No venían de familias con dinero y no eran “hijos de…”, pero lograron hacer conocidos sus proyectos tecnológicos y hoy son referentes en sus sectores. El modelo argentino vs. el estilo de Silicon Valley.
Una lluvia torrencial cae sobre la ciudad. Es de noche y usted ya está a punto de irse a dormir. Tocan el timbre. Nervioso, mira quién es y ve a Dalma Maradona, hija de Diego Maradona, que acaba de pinchar una llanta de su auto. En pijama, le abre la puerta y la ayuda de inmediato. La anécdota la contará a sus amigos y familiares, en asados y reuniones del trabajo.
Pero si en vez de tocar el timbre la hija de Maradona, la que estuviera del otro lado fuera un absoluto desconocido, alguien a quien nunca vio. ¿Le abriría la puerta?
No tener un apellido reconocido o una cuenta bancaria abultada supieron ser escollos en el camino de emprendedores que, hoy por hoy, son reconocidos por sus pares y referentes en sus respectivos sectores.

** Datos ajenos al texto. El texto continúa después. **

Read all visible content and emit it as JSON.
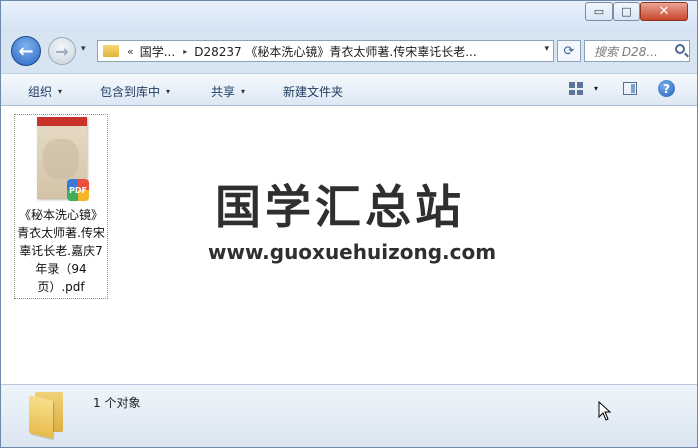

La Meca. Silicon Valley reúne a emprendedores sin importar de dónde vengan. Foto: Flickr/christian.rondeau
Wenceslao Casares, oriundo de Chubut, es fundador y CEO de Xapo, empresa con sede en Silicon Valley. En el pasado, fundó y vendió Patagon.com al Banco Santander Central Hispano por 540 millones de euros. Sin embargo, su historia de éxito la inició remando solo en la tormenta. “Me acuerdo la primera vez que estaba en Buenos Aires para juntar capital y me costaba un montón conseguir reuniones. Cuando las conseguía, me dejaban hablar un ratito y me preguntaban quién era mi papá o a qué colegio había ido”, rememora Casares. “Eso me molestaba mucho”, aclara.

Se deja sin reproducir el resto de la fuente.